Wednesday, April 3, 2013

Run to the Roar

Run to the Roar


     I was introduced to this concept by my friend, John Cadwalader, several years ago when we were taking groups out on a ropes course.  It means, "Run into your fears, no away from them." I think sometimes we back away from situations so quickly and so automatically, we may not identify the culprit as fear.  There are conscious voices and subconscious voices influencing us, so some voices may be audibly heard like negative chatter in our brains.
     Obviously in many areas, we may be running into the roar in life.  After all, getting out of bed in the morning and brushing your teeth, can be an act of courage some days!  But here I am speaking of the myriad walls we hit, most of them small, but some rather large daunting walls.  Those of us who have been through the Encounter workshop have learned to ask, "What are the payoffs for backing away and what are the prices we are paying for backing away?"  We complete thoughts like, "If I do not change this behavior in my life, what I can expect is......" and "if I do change this behavior in my life , what I can expect is......"
     Al Siebert, Ph.D. writes in his book, The Survivor Personality, that the payoffs for having a negative attitude include:  attention, avoiding failure, it takes less energy, don't feel burdened by others problems, avoid responsibility for bad outcomes, and avoiding difficulty.  Wow! Sounds like the easy way out, doesn't it?  But if you look closely, this could be a narcissistic lonely life when you account for all the isolation it would entail.
     We have to constantly weigh things like, "How much do I want x?' I like us use a scale of 1 to 10 and declare it in my head.  Problem is, with some things, I have quit wanting x because climbing over the wall seems too daunting, so I just told myself that I didn't really want it.  I think they call that "self-sabatage", or better yet, "lying to yourself." I love this passage concerning hitting walls:
     "For You will light my lamp; the LORD my God will enlighten my darkness.  

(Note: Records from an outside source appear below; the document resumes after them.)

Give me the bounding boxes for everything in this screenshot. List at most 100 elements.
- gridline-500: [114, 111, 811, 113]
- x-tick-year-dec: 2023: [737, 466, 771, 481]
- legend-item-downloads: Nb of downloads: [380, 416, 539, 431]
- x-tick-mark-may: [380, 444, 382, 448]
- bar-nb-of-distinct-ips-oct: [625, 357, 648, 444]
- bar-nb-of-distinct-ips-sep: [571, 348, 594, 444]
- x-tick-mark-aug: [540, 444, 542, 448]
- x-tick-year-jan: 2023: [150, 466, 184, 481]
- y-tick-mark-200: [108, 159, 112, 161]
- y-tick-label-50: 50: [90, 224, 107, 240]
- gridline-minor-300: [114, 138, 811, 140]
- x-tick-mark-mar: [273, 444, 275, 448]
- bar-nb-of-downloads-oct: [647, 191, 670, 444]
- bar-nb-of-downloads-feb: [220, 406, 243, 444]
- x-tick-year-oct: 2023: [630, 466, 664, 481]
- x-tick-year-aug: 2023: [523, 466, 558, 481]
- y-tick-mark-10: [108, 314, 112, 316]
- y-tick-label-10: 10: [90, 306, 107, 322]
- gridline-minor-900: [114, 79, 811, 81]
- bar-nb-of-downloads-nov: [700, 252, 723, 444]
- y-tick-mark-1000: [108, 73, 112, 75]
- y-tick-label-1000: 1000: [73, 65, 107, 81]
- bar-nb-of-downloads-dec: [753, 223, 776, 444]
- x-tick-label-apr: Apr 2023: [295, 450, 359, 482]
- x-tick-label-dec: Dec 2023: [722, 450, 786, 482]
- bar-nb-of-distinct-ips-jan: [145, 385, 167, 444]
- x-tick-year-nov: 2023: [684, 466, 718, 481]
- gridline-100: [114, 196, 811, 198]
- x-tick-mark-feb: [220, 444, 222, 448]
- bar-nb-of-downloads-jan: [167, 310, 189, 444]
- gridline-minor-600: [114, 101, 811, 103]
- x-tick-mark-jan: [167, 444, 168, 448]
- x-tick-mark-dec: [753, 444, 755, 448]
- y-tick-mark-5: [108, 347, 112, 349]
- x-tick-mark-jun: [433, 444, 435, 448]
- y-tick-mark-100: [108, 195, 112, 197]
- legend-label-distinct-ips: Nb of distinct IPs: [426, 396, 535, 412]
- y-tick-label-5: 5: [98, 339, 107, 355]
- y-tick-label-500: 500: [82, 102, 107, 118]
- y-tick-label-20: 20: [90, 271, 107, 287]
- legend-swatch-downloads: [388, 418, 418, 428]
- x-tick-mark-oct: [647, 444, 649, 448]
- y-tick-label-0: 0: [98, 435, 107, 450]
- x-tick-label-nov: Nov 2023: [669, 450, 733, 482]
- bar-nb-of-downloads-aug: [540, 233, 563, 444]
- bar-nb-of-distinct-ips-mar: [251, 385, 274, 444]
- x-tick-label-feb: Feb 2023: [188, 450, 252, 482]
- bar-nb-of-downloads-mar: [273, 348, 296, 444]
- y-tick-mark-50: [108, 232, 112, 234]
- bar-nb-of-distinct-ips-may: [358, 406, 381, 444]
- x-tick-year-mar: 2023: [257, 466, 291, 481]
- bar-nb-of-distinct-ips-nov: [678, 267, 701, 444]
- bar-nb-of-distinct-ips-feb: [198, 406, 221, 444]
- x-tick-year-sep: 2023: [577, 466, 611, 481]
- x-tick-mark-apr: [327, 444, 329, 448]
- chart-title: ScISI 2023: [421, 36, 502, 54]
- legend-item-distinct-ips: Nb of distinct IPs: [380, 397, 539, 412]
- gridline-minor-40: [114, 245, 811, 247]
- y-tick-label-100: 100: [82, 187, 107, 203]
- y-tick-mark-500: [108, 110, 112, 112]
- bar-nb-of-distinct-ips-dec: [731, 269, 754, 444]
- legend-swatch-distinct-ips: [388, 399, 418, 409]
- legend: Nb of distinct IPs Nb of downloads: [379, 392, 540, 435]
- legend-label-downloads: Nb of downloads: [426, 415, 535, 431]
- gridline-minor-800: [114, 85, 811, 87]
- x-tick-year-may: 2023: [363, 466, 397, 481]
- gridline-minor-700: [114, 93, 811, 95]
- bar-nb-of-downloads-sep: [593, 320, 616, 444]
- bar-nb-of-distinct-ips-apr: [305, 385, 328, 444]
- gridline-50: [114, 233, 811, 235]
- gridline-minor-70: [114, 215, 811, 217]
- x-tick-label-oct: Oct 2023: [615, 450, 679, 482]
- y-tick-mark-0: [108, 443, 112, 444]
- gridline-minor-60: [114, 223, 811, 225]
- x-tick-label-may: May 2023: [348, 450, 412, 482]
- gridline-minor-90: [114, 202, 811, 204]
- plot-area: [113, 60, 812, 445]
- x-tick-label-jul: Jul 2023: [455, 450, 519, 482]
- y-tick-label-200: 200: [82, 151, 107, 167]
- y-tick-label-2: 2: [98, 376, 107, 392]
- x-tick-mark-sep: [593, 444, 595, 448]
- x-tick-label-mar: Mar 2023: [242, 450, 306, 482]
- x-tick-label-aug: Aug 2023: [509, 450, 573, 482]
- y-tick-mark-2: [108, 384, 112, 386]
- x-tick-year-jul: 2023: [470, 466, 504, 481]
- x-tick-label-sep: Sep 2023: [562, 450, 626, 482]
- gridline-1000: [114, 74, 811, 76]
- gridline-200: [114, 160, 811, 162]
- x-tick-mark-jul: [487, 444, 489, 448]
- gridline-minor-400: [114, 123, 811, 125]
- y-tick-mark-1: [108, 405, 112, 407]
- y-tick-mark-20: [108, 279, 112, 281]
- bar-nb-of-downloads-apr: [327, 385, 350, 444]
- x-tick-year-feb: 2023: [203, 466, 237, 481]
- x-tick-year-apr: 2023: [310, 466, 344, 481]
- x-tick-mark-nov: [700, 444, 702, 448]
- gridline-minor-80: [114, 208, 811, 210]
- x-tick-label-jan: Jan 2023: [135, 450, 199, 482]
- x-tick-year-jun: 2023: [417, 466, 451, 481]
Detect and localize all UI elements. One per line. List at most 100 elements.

      For by You I can run against a troop, with my God I can scale a wall." Psalm 18: 28-29
     So let's think about all those things we SAY we want:  to quit smoking, to quit drinking (so much!), to have a better job, to have more fun, to have more friends, to have a better marriage, to meditate more in God s word.  You see, running into the roar can mean thousands of different paths.  Running to the roar always always means we must summons courage, enter struggles, enter fears, and let go of some safe piece of ground that we call our comfort zon.e  I was so drawn to a passage in Uprising by Erwin McManus, titled "A Passion to live."  He says, "So many of us have abdicated our passions for obligations, as if passion is a luxury for the young, and we must all grow up on day.  We, even if reluctantly, fall into place to live a life of conformity what we describe as "maturity."  We've made acting like an adult synonymous with living apathetic lives."  Ouch!  What an indictment!

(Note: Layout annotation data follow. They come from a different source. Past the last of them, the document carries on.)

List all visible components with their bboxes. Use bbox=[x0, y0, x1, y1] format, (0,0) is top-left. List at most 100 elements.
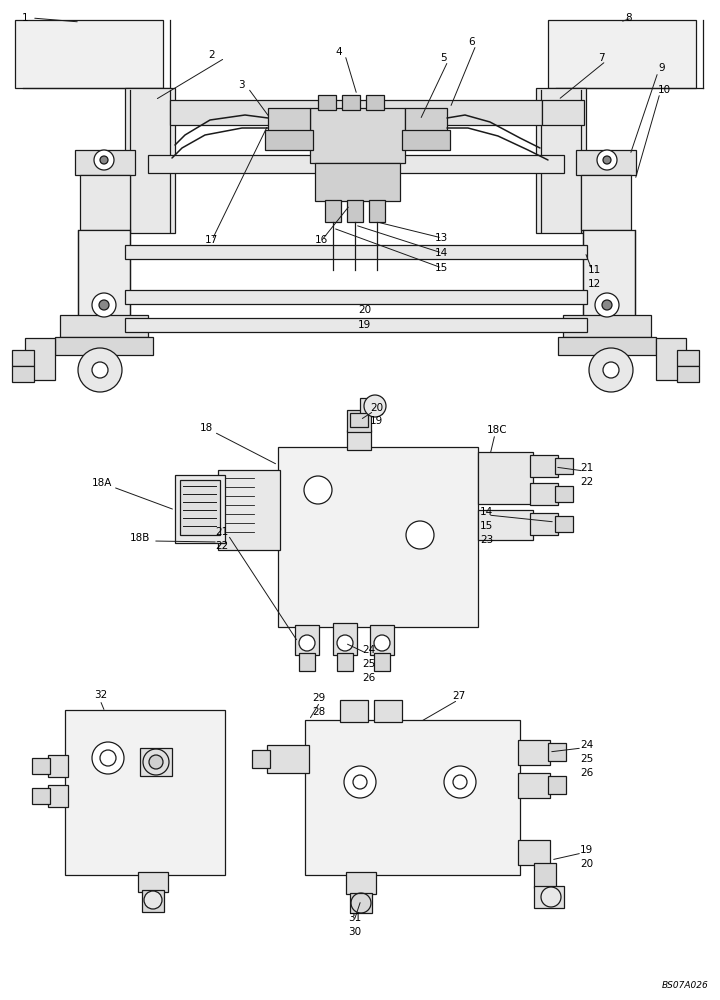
Bar bbox=[140, 748, 172, 776]
Text: 13: 13 bbox=[435, 233, 449, 243]
Bar bbox=[80, 175, 130, 230]
Text: 10: 10 bbox=[658, 85, 671, 95]
Circle shape bbox=[597, 150, 617, 170]
Bar bbox=[374, 700, 402, 722]
Bar bbox=[142, 890, 164, 912]
Bar bbox=[347, 410, 371, 432]
Circle shape bbox=[92, 293, 116, 317]
Bar bbox=[180, 480, 220, 535]
Bar bbox=[536, 88, 586, 233]
Bar bbox=[48, 785, 68, 807]
Bar bbox=[342, 95, 360, 110]
Text: 26: 26 bbox=[580, 768, 593, 778]
Bar bbox=[60, 315, 148, 337]
Bar bbox=[218, 470, 280, 550]
Bar bbox=[15, 20, 163, 88]
Bar bbox=[267, 745, 309, 773]
Bar bbox=[677, 350, 699, 366]
Bar bbox=[170, 100, 542, 125]
Bar bbox=[325, 200, 341, 222]
Bar bbox=[299, 653, 315, 671]
Circle shape bbox=[100, 750, 116, 766]
Text: 17: 17 bbox=[205, 235, 218, 245]
Bar bbox=[347, 430, 371, 450]
Bar bbox=[374, 653, 390, 671]
Circle shape bbox=[603, 156, 611, 164]
Bar bbox=[265, 130, 313, 150]
Text: 14: 14 bbox=[480, 507, 493, 517]
Circle shape bbox=[100, 156, 108, 164]
Bar bbox=[558, 337, 656, 355]
Bar bbox=[65, 710, 225, 875]
Bar bbox=[369, 200, 385, 222]
Circle shape bbox=[149, 755, 163, 769]
Text: 24: 24 bbox=[580, 740, 593, 750]
Circle shape bbox=[364, 395, 386, 417]
Bar bbox=[656, 338, 686, 380]
Text: 25: 25 bbox=[580, 754, 593, 764]
Circle shape bbox=[595, 293, 619, 317]
Circle shape bbox=[541, 887, 561, 907]
Bar bbox=[125, 290, 587, 304]
Bar bbox=[530, 455, 558, 477]
Bar bbox=[542, 100, 584, 125]
Circle shape bbox=[78, 348, 122, 392]
Text: 20: 20 bbox=[370, 403, 383, 413]
Bar bbox=[576, 150, 636, 175]
Text: 26: 26 bbox=[362, 673, 375, 683]
Text: 7: 7 bbox=[598, 53, 605, 63]
Bar bbox=[555, 458, 573, 474]
Text: 19: 19 bbox=[580, 845, 593, 855]
Text: 3: 3 bbox=[238, 80, 245, 90]
Text: 9: 9 bbox=[658, 63, 665, 73]
Text: 20: 20 bbox=[358, 305, 371, 315]
Bar bbox=[278, 447, 478, 627]
Bar bbox=[677, 366, 699, 382]
Bar bbox=[315, 163, 400, 201]
Bar bbox=[175, 475, 225, 543]
Text: 16: 16 bbox=[315, 235, 328, 245]
Circle shape bbox=[94, 150, 114, 170]
Bar bbox=[583, 230, 635, 325]
Bar bbox=[346, 872, 376, 894]
Text: 30: 30 bbox=[348, 927, 361, 937]
Text: 32: 32 bbox=[94, 690, 107, 700]
Text: 11: 11 bbox=[588, 265, 601, 275]
Bar bbox=[310, 108, 405, 163]
Bar bbox=[563, 315, 651, 337]
Circle shape bbox=[589, 348, 633, 392]
Bar bbox=[340, 700, 368, 722]
Bar bbox=[78, 230, 130, 325]
Text: 8: 8 bbox=[625, 13, 631, 23]
Bar bbox=[402, 130, 450, 150]
Bar bbox=[32, 758, 50, 774]
Text: 12: 12 bbox=[588, 279, 601, 289]
Circle shape bbox=[603, 362, 619, 378]
Bar bbox=[347, 200, 363, 222]
Bar bbox=[48, 755, 68, 777]
Text: 31: 31 bbox=[348, 913, 361, 923]
Bar bbox=[555, 486, 573, 502]
Bar bbox=[12, 350, 34, 366]
Text: 6: 6 bbox=[468, 37, 474, 47]
Bar bbox=[548, 20, 696, 88]
Text: 27: 27 bbox=[452, 691, 465, 701]
Text: 14: 14 bbox=[435, 248, 449, 258]
Text: 22: 22 bbox=[215, 541, 228, 551]
Bar bbox=[478, 452, 533, 504]
Bar bbox=[12, 366, 34, 382]
Bar bbox=[268, 108, 310, 136]
Text: 2: 2 bbox=[208, 50, 215, 60]
Bar bbox=[125, 318, 587, 332]
Bar bbox=[305, 720, 520, 875]
Text: 28: 28 bbox=[312, 707, 325, 717]
Bar bbox=[548, 776, 566, 794]
Circle shape bbox=[99, 300, 109, 310]
Bar bbox=[350, 893, 372, 913]
Text: 1: 1 bbox=[22, 13, 29, 23]
Text: 23: 23 bbox=[480, 535, 493, 545]
Bar bbox=[548, 743, 566, 761]
Bar bbox=[478, 510, 533, 540]
Bar bbox=[370, 625, 394, 655]
Bar bbox=[530, 483, 558, 505]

     I believe if we all pay attention to the many things we find ourselves backing away from, we will really be awakened.  And if we summons up the courage to move toward those things, I think our lives will change.  I think we will create a new experience for others, but importantly, we will experience ourselves in a different more powerful impacting way.  Try it.  I think you will be please with the results!